Após pousarem na capital russa na quinta, os filhos do casal foram recebidos por Putin no aeroporto.

"Nem sequer sabiam quem era Putin. É assim que os clandestinos trabalham, fazendo tais sacrifícios pelo bem de seu trabalho e sua dedicação ao seu serviço", acrescentou Peskov.

Para garantir o retorno dos 10 russos, o presidente da Rússia concordou em libertar alguns de seus mais ferrenhos críticos russos, alguns deles ex-colaboradores de Alexei Navalny, o dissidente mais notório, que morreu em fevereiro em uma prisão no Ártico.

"Ontem 16 vidas humanas foram salvas", declarou nesta sexta-feira em coletiva de imprensa em Berlim um dos libertados, Vladimir Kara-Murza, que cumpria pena de 25 anos de prisão por "traição" e outras acusações. "Eu tinha certeza de que morreria na prisão", acrescentou.

- "Nunca mais voltarei para lá" -

Os três americanos libertados aterrissaram no Texas nesta sexta para serem submetidos a avaliações médicas, após passarem pela base militar de Andrews, perto de Washington.

Eles foram recebidos por familiares e amigos na noite de quinta-feira, antes de abraçarem o presidente americano, Joe Biden, e a vice-presidente Kamala Harris.

"É uma sensação maravilhosa, demorou muito para acontecer", declarou Biden à imprensa.

Gershkovich, repórter do Wall Street Journal, abraçou a mãe após 16 meses de cativeiro.

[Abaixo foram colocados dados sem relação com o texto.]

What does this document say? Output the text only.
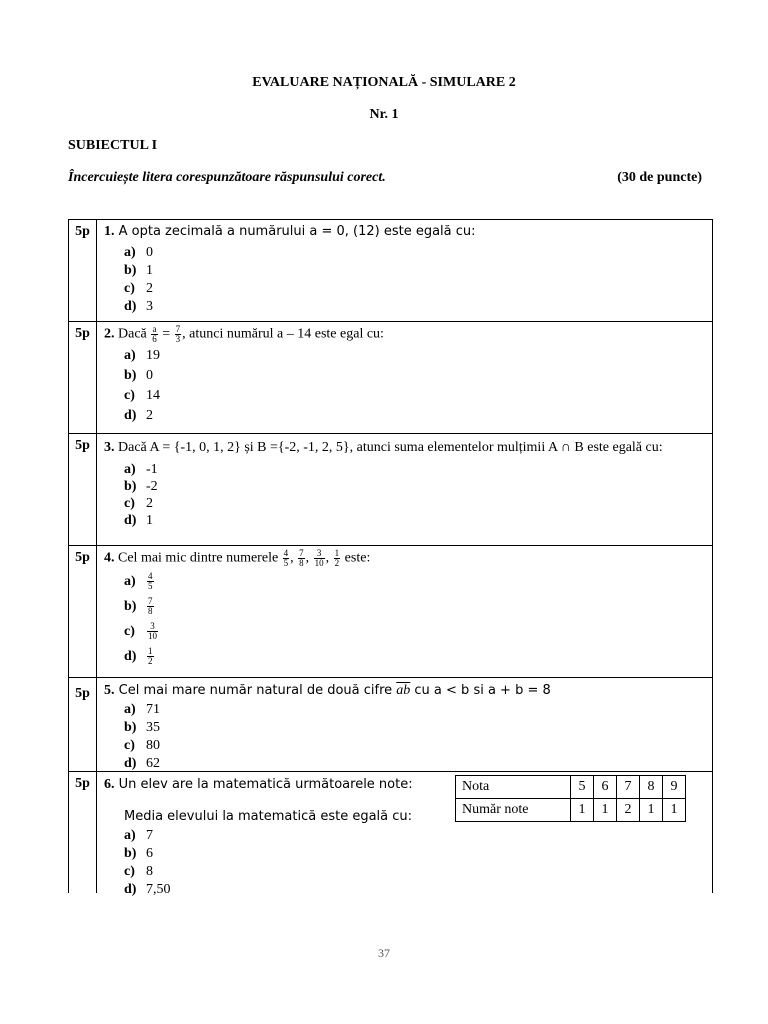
EVALUARE NAȚIONALĂ - SIMULARE 2
Nr. 1
SUBIECTUL I
Încercuiește litera corespunzătoare răspunsului corect.	(30 de puncte)
5p	1. A opta zecimală a numărului a = 0, (12) este egală cu:
a) 0
b) 1
c) 2
d) 3
5p	2. Dacă $\frac{a}{6} = \frac{7}{3}$ , atunci numărul a – 14 este egal cu:
a) 19
b) 0
c) 14
d) 2
5p	3. Dacă A = {-1, 0, 1, 2} și B ={-2, -1, 2, 5}, atunci suma elementelor mulțimii A ∩ B este egală cu:
a) -1
b) -2
c) 2
d) 1
5p	4. Cel mai mic dintre numerele $\frac{4}{5}$ , $\frac{7}{8}$ , $\frac{3}{10}$ , $\frac{1}{2}$ este:
$a) \frac{4}{5}$
$b) \frac{7}{8}$
$c) \frac{3}{10}$
$d) \frac{1}{2}$
5p	5. Cel mai mare număr natural de două cifre $\overline{ab}$ cu a < b si a + b = 8
a) 71
b) 35
c) 80
d) 62
5p	6. Un elev are la matematică următoarele note:
Media elevului la matematică este egală cu:
a) 7
b) 6
c) 8
d) 7,50
Nota	5	6	7	8	9
Număr note	1	1	2	1	1
37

Kurmasheva, jornalista da Radio Free Europe/Radio Liberty Kurmasheva, também de nacionalidade russa, correu para abraçar seus dois filhos, e Paul Whelan, que passou mais de cinco anos em prisões na Rússia, expressou o seu alívio por finalmente estar livre.

"Estou feliz por estar em casa. Nunca mais voltarei para lá", declarou Whelan, entre sorrisos.

Os Estados Unidos classificaram como infundadas as acusações contra Whelan e Gershkovich, por "espionagem", e Kurmasheva, por espalhar "desinformação" sobre o Exército russo.